QUANTITATIVE APPROACH

  • Data in numerical form; precise measurements required.

    • Examples: Age, cost, length, etc.

  • More challenging to develop but easier to analyze.

QUALITATIVE APPROACH

  • Deal with descriptions; observed or self-reported data.

  • Less structured, easier to develop.

  • Produces rich, detailed data; harder to analyze.

Which Data to Choose

  • Qualitative: When narrative or in-depth information is needed.

  • Quantitative: When precise measurements or statistical analysis are desired.

OBTRUSIVE VS. UNOBTRUSIVE METHODS

  • Obtrusive: Directly obtain data from subjects.

    • Examples: Interviews, surveys, focus groups.

  • Unobtrusive: Collect data without direct interaction.

    • Examples: Document analysis, observational methods.

TRIANGULATION TO INCREASE ACCURACY OF DATA

  • Triangulation of Methods: Using various methods to collect the same information.

  • Triangulation of Sources: Gathering data from diverse sources.

  • Triangulation of Evaluators: Collecting data from multiple evaluators.

DATA COLLECTION TOOLS

  • Participatory Methods

  • Records and Secondary Data

  • Observation

  • Surveys and Interviews

  • Focus Groups

  • Diaries, Journals, Self-reported Checklists

  • Expert Judgment

  • Delphi Technique

  • Other Tools

TOOL 1: PARTICIPATORY METHODS

  • Engage communities in data collection.

  • Examples:

    • Community meetings

    • Mapping

    • Transect walks

COMMUNITY MEETINGS

  • Organize effectively with defined purpose & rules.

  • Manage speaker times and format for Q&A sessions.

MAPPING

  • Utilize maps to engage stakeholders in understanding.

  • Generate discussions and verify secondary data.

  • Types include natural resources, demographics, etc.

TRANSECT WALKS

  • Observe community behaviors and resources by walking a transect line.

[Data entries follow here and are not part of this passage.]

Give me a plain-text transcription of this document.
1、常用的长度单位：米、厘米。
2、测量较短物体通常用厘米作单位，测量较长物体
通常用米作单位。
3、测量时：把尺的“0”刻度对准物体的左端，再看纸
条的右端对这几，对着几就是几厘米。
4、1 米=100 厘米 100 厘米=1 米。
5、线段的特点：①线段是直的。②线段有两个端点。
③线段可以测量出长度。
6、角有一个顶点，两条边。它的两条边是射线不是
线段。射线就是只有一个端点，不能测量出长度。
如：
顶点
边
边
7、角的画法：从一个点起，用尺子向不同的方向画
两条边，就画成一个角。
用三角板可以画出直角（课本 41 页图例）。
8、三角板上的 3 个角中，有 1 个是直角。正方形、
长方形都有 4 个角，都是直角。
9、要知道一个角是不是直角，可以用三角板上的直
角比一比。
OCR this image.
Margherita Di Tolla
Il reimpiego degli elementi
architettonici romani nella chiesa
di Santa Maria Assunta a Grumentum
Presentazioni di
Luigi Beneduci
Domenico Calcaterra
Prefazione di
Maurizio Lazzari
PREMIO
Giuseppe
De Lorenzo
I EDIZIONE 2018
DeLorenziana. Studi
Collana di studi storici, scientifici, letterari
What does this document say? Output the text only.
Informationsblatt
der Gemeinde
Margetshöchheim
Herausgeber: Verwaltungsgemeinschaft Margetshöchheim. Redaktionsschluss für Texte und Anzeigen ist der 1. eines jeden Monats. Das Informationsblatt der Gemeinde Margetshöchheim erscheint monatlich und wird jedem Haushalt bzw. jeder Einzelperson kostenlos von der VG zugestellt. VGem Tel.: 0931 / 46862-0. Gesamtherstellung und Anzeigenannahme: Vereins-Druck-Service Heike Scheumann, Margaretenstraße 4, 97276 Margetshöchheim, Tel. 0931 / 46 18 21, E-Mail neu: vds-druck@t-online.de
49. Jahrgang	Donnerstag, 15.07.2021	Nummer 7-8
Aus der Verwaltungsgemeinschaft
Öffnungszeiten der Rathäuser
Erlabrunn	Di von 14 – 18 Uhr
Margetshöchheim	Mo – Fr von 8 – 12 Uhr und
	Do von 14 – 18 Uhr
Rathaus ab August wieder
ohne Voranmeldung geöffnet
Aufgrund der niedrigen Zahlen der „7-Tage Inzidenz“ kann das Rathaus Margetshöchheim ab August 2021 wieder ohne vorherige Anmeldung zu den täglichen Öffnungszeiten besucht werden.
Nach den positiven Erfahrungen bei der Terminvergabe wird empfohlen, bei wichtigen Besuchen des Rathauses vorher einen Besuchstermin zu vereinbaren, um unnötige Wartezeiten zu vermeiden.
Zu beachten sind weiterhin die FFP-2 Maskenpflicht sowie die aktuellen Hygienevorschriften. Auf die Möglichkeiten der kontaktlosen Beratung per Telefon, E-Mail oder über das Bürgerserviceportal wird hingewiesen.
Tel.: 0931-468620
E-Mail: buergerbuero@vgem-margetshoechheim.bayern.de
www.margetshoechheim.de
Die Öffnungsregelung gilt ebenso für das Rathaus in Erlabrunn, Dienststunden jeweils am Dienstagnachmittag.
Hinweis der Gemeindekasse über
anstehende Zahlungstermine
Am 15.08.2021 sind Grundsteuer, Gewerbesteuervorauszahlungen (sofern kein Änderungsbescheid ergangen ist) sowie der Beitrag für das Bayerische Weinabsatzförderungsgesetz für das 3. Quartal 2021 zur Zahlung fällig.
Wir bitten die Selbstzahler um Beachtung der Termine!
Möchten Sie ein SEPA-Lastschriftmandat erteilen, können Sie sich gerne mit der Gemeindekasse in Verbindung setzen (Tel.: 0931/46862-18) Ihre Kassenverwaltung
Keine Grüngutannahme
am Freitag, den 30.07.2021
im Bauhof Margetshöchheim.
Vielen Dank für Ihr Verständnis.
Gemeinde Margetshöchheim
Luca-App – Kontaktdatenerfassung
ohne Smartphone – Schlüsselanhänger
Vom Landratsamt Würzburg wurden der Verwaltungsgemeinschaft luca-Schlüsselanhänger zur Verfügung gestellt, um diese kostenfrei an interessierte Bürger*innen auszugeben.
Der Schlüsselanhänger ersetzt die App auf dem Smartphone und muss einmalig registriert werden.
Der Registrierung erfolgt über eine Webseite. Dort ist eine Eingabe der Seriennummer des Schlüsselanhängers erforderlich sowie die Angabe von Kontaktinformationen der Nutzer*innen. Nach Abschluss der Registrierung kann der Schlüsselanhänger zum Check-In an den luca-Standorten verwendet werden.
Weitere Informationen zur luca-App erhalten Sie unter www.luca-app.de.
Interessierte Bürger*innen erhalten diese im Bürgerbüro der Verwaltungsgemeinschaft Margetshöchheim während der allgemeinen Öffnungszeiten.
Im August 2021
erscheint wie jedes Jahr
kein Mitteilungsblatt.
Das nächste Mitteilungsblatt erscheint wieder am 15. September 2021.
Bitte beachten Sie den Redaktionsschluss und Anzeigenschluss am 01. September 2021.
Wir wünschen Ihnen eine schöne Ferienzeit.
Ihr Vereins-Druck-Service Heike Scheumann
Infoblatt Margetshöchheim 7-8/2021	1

  • Good observational skills are necessary.

TOOL 2: RECORDS AND SECONDARY DATA

  • Sources may include:

    • Existing records, census data, reports, etc.

TOOL 3: OBSERVATION

  • Observe real-time behaviors and conditions.

ADEQUATE OBSERVATION GUIDELINES

  • Use multi-observer setups if possible.

  • Train observers for consistency and reliability.

  • Develop a pilot test for the observation instrument.

TOOL 4: SURVEYS AND INTERVIEWS

  • Effective in gathering opinions and perceptions.

  • Attention needed on response rates and sample representation.

STRUCTURED VS. SEMI-STRUCTURED SURVEYS

  • Structured: Exact wording with predetermined responses; easier to analyze.

  • Semi-Structured: General questions with open-ended responses; provide richer data but harder to analyze.

MODES OF SURVEY ADMINISTRATION

  • Various methods include telephone surveys, self-administration, and face-to-face questionnaires.

  • Consider language or translation issues in development contexts.

TOOL 5: FOCUS GROUPS

  • Qualitative approach with small groups discussing specific topics.

  • Inappropriateness: Language barriers or lack of participant trust can hinder effectiveness.

FOCUS GROUP PROCESS

  • Phase 1 - Opening: Ice-breakers and establishing ground rules.

  • Phase 2 - Warm-up: Stimulate interactive experiences.

  • Phase 3 - Main Body: Engage in deeper discussions.

  • Phase 4 - Closure: Summarize findings and invite comments.

TOOL 6: DIARIES AND SELF-REPORTED CHECKLISTS

  • Real-time data on daily events; useful for sensitive data.

TOOL 7: EXPERT JUDGMENT

  • Utilize experts for structured or unstructured data collection.

SELECTING EXPERTS

  • Develop criteria beyond recognition to include diverse perspectives and expertise.